Workshops: Applying the Theory
Parallel workshops were an essential component of the conference, offering hands-on engagement with early Indian myths and texts. Kanad was joined by Bharathi Jagannathan to explore the theme of many Ramayans in-depth. Engaging closely with the Ramakatha tradition, some students wanted to change the ending of the Ramayana and were surprised to know that the sentiment was shared by the seventh century poet Bhavabhuti. Some were ready to question Rama's treatment of Sita and Shambuka, some pointed out their displeasure at receiving information that contradicted the ideas they carried, while others challenged everything the experts were saying.
Parvati took the theme of her lecture further by analyzing key events and perceptions from Mughal history to explore different kinds of bias—not only of writers and historians, but also of eras, nation states and even ourselves, as readers.
Shikha Sen delved into the realm of myth and history demonstrating through discussions and activities how the two overlap and how when imagination is mistaken for evidence, myths risk being accepted as history.
Sunita Biswas tapped into the universal appeal of folk tales to introduce the concept of how historians think.

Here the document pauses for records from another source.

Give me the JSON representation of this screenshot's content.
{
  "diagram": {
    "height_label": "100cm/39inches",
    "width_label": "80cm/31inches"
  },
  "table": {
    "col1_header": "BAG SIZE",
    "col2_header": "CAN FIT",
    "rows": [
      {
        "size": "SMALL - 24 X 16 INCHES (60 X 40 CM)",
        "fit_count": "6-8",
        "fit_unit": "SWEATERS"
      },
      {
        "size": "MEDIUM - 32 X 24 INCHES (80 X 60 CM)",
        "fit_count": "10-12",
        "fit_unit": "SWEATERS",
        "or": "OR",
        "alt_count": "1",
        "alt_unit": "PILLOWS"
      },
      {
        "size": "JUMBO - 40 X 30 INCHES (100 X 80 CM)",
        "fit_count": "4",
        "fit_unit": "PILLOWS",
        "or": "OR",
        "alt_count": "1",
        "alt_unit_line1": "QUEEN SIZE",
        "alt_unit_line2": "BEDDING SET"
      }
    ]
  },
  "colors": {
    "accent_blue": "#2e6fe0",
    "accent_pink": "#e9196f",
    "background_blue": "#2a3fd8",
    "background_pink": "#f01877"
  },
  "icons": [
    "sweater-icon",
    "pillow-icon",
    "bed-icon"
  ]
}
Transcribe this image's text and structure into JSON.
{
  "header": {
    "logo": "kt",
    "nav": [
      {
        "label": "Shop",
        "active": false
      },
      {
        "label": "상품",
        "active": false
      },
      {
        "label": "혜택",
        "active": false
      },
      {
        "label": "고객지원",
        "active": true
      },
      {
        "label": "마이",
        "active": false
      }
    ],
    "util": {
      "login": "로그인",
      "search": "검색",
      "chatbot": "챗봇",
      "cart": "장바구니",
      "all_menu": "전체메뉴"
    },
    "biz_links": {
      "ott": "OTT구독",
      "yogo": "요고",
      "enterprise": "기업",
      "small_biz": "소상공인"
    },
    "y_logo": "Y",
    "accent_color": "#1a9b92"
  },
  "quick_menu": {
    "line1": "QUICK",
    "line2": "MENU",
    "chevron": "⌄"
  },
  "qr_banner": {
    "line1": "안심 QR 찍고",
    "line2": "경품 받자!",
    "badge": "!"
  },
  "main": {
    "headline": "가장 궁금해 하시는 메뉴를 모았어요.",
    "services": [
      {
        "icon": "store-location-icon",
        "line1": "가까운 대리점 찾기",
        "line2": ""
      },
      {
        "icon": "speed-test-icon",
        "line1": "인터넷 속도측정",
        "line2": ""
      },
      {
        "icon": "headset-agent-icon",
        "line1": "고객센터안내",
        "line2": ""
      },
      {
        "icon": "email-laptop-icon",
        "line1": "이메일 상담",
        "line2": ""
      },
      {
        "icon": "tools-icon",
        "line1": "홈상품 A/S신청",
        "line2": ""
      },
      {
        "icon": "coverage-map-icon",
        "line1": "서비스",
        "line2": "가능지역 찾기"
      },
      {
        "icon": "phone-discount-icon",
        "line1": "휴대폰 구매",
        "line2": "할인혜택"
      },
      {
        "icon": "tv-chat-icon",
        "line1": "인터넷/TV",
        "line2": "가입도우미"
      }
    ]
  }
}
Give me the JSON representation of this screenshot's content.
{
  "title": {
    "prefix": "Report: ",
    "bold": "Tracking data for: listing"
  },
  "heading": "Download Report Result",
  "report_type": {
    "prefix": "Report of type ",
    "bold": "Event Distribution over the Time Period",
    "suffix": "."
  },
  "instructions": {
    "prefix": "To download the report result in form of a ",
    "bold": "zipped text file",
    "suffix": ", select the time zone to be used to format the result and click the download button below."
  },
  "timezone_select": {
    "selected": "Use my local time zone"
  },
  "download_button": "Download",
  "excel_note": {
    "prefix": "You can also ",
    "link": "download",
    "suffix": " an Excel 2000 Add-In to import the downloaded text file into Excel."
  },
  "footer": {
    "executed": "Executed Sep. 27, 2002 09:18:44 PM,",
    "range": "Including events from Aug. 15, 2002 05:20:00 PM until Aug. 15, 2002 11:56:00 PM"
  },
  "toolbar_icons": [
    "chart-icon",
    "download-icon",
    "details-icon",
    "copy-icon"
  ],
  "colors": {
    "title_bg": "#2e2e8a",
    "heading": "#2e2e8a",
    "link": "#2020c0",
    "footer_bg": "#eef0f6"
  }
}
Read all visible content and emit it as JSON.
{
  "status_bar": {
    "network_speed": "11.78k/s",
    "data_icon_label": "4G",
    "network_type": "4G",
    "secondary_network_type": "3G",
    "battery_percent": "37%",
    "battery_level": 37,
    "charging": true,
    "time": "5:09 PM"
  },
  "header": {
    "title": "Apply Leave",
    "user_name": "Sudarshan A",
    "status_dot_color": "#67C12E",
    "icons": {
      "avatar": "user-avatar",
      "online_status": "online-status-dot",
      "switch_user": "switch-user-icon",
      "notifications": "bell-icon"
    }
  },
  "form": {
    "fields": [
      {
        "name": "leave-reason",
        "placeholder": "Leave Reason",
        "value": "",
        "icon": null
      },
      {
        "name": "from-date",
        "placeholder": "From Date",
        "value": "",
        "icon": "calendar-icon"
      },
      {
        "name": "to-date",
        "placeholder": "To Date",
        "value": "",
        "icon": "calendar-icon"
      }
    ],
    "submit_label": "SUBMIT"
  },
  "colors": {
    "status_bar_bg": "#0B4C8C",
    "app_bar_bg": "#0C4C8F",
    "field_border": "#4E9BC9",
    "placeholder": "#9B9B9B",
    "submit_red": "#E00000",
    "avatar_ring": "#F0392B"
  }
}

Through group activities and discussions, the students will compare these stories with traditional historical accounts to see what kind of an understanding of the past each provides.
Students and teachers practised extracting historical insights from literary sources, gaining confidence in interpreting primary material. The sessions promoted lateral thinking by inviting participants to compare cultural narratives with conventional histories and assess their evidentiary worth. The workshops encouraged teachers and students to appreciate the familiarity of the content while discovering new modes of reading them—with attention to nuance, contradiction and context.
Across two days, the conference successfully demonstrated that history and literature share a deep kinship. Far from being merely records of the past, historical narratives are constructed, contested and continually re-interpreted. Literature—whether oral tradition, myth, poetry or fiction—both shapes and challenges history’s truths. Through lectures, conversations, performances and workshops, students and educators engaged with this critical idea: our past is a story we must question, examine, and tell responsibly.